An escalation in the ongoing conflict between Hamas and Israel may increase the costs of imported 5G network equipment by Rs 2,000-2,500 crore, according to a report in The Economic Times. The report, citing industry experts, also stated that this escalation may delay the rollout of next-generation network services by India's major telecom operators.
If the conflict prolongs and intensifies, the Indian rupee is likely to depreciate around 3-4 per cent against the US dollar. This could lead to a rise in telecom companies' debt servicing costs, thereby affecting profitability in the upcoming quarters, said those familiar with the subject.
Approximately two-thirds of the telecom equipment used in local phone networks is imported from foreign vendors such as Ericsson, Nokia, and Samsung. Major telecom players in India, such as Reliance Jio, Bharti Airtel, and Vodafone Idea, are collectively expected to spend around $7 billion (more than Rs 58,000 crore) annually on imported networks, as per the report in The Economic Times.

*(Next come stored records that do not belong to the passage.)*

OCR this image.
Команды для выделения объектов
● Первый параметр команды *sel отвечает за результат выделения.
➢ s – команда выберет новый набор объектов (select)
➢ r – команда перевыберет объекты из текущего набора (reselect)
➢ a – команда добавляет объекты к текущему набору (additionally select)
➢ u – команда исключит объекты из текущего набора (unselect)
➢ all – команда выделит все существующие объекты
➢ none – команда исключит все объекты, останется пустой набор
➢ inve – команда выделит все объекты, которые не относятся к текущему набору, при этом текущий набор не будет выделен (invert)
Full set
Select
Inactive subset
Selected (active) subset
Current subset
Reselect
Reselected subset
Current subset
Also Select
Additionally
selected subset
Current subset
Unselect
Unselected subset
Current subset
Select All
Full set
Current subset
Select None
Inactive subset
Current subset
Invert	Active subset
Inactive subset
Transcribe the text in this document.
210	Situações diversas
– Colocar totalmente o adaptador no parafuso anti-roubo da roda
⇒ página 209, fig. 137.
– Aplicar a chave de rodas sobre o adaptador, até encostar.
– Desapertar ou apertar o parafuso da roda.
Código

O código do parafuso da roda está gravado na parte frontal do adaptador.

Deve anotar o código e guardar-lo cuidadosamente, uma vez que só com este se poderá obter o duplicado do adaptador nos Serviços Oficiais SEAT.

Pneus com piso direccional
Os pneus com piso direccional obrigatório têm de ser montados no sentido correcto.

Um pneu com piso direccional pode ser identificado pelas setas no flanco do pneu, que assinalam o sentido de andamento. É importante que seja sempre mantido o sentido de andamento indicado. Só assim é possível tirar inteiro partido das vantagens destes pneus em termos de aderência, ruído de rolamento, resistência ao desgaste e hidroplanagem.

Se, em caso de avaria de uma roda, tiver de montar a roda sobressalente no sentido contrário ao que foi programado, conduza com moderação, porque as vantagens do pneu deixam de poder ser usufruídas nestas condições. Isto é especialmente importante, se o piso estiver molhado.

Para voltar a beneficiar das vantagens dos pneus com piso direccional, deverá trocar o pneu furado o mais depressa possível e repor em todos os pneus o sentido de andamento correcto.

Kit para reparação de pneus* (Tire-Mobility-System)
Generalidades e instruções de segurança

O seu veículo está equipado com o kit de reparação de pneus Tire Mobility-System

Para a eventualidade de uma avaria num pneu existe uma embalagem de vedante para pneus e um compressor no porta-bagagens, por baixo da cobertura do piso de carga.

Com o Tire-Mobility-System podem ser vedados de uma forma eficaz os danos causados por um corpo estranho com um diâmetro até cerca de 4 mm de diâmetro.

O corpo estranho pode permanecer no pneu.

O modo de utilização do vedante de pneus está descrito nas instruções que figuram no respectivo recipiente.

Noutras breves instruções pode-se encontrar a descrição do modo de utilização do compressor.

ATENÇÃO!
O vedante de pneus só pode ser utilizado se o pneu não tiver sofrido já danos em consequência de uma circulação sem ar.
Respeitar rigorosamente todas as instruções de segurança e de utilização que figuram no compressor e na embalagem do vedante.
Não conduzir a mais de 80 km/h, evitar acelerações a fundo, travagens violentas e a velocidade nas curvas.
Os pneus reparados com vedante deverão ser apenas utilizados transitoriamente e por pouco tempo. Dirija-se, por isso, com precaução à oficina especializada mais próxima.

Rohan Dhamija, Head of Analysys Mason for India and West Asia, told The Economic Times, "The Israel-Hamas conflict has not yet caused an alarming fall in the rupee against the US dollar. However, if it escalates into a wider global conflict, there could be some currency volatility, with the rupee potentially falling around 3-4 per cent against the US dollar. This would make telcos' 5G network equipment imports costlier as around two-thirds of the equipment used in domestic networks is still imported."
Reliance Jio has secured more than $4 billion in offshore loans to purchase 5G network equipment. Likewise, Bharti Airtel's annual capital expenditure remains focused on deploying its 5G network, with the company allocating nearly $3.5 billion towards setting up 5G infrastructure.